BIN_FLAT

BIN_FLAT is the simplest index you can use for binary vector fields. It performs an exhaustive scan: for every query vector, it compares against every stored vector and returns the exact nearest neighbors.

That means:

✅ Perfect recall (exact results)
✅ Great as a baseline / benchmark to compare other indexes
❌ The slowest option as your dataset grows (work scales linearly with the number of vectors)

If you care about absolute accuracy and your dataset is still relatively small (or you’re validating quality), BIN_FLAT is a solid choice.

When should I use it?

Use BIN_FLAT when you want:

A simple and reliable starting point for binary search
A correctness baseline before switching to faster approximate indexes
Small-to-medium binary vector datasets where latency is still acceptable

If you’re operating at large scale and need low latency, you’ll typically move to an approximate binary index (for example BIN_IVF_FLAT).

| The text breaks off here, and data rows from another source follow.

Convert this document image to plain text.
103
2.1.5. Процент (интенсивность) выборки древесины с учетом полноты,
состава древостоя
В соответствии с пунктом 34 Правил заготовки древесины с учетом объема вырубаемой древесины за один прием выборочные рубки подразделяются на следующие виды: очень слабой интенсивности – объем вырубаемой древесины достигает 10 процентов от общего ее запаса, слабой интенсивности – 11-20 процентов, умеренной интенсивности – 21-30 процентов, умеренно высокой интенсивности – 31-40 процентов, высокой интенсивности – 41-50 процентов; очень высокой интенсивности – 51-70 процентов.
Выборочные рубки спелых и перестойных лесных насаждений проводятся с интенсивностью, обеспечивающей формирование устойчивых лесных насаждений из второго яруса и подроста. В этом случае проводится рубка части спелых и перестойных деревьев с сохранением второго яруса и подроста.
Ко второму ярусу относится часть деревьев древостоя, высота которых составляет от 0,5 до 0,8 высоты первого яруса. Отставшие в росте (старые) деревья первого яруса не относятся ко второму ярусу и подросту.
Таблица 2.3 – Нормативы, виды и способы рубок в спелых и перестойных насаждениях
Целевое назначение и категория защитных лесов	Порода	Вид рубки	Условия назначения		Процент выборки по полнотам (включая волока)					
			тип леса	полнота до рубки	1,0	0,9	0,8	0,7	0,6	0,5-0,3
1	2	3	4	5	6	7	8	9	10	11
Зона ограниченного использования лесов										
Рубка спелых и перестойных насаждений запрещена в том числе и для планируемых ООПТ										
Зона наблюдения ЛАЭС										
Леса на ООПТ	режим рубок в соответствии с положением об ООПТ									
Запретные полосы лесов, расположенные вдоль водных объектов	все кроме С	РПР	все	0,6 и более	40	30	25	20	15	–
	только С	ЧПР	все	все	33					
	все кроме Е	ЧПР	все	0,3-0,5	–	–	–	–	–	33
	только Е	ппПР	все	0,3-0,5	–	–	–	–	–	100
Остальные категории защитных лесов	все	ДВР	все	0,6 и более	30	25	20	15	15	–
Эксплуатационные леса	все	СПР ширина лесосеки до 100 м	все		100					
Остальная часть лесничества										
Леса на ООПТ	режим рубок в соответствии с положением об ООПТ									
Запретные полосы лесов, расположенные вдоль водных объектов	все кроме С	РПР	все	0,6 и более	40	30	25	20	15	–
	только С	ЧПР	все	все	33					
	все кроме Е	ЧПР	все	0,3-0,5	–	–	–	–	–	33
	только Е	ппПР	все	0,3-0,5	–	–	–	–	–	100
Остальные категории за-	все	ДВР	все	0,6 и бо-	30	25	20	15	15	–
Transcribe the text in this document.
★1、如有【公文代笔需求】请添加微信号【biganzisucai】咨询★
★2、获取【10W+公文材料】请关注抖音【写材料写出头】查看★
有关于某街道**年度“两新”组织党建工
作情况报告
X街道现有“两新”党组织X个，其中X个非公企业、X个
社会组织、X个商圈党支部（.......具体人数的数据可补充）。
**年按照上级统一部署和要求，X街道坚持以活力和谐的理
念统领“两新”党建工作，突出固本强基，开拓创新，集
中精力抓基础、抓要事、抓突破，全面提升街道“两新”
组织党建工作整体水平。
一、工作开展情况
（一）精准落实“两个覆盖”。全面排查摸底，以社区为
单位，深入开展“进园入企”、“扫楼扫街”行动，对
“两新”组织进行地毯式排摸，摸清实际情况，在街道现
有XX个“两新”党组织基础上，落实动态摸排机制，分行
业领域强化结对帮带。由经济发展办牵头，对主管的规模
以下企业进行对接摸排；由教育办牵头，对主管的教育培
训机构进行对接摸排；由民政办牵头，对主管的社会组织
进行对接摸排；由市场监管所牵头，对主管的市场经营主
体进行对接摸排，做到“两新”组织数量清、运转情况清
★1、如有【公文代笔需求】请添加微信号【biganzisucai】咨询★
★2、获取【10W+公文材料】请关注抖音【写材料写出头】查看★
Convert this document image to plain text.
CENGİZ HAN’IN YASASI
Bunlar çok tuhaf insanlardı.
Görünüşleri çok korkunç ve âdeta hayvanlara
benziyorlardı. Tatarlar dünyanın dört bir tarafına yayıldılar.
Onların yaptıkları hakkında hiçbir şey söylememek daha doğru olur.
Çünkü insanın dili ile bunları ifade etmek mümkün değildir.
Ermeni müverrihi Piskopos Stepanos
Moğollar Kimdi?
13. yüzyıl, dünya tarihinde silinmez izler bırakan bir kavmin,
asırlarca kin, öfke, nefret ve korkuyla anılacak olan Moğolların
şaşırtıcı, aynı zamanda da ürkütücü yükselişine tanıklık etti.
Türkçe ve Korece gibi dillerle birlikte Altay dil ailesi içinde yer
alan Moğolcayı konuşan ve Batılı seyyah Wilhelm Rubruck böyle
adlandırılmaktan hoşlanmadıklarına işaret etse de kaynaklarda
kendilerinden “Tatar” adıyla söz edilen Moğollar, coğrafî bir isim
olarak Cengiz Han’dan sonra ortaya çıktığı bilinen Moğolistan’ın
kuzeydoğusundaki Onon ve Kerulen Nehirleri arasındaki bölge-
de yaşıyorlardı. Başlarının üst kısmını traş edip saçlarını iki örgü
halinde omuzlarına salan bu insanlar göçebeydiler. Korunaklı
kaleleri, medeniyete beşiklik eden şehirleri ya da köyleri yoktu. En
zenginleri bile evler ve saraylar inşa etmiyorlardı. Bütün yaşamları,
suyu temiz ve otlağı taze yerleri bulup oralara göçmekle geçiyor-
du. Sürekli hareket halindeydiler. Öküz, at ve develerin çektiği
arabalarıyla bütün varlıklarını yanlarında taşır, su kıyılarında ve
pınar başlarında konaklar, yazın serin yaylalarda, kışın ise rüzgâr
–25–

Supported distance metrics

For binary vectors, BIN_FLAT commonly supports:

HAMMING (default in many setups)
JACCARD

Pick the metric that matches how your binary embeddings are defined.

Create the index in Dodil

Below is a typical flow using the Dodil SDK. (Assumes you already have a connected vbase client.)


# Create a BIN_FLAT index on a binary vector field
vbase.create_index(
    collection_name="my_collection",
    field_name="binary_embedding",
    index_name="binary_index",
    index_type="BIN_FLAT",
    metric_type="HAMMING",
    params={},
)

What do these fields mean?

index_type: set to "BIN_FLAT"
metric_type: how distance is measured (HAMMING or JACCARD)
params: empty for BIN_FLAT (no extra tuning required)

Search using BIN_FLAT

Once the index exists and your data is inserted, search normally:


results = vbase.search(
    collection_name="my_collection",
    anns_field="binary_embedding",
    data=[query_binary_vector],
    limit=10,
    search_params={"params": {}},
)
 
for hit in results[0]:
    print(hit.id, hit.distance)

Index parameters

BIN_FLAT has no index parameters to tune, both during:

index creation (params={})
search (search_params={"params": {}})

That simplicity is the main benefit—at the cost of speed for large datasets.

Practical notes

If you see poor performance at scale, consider switching to an approximate binary index.
If you’re evaluating other index types, keep one environment with BIN_FLAT as your “ground truth” baseline.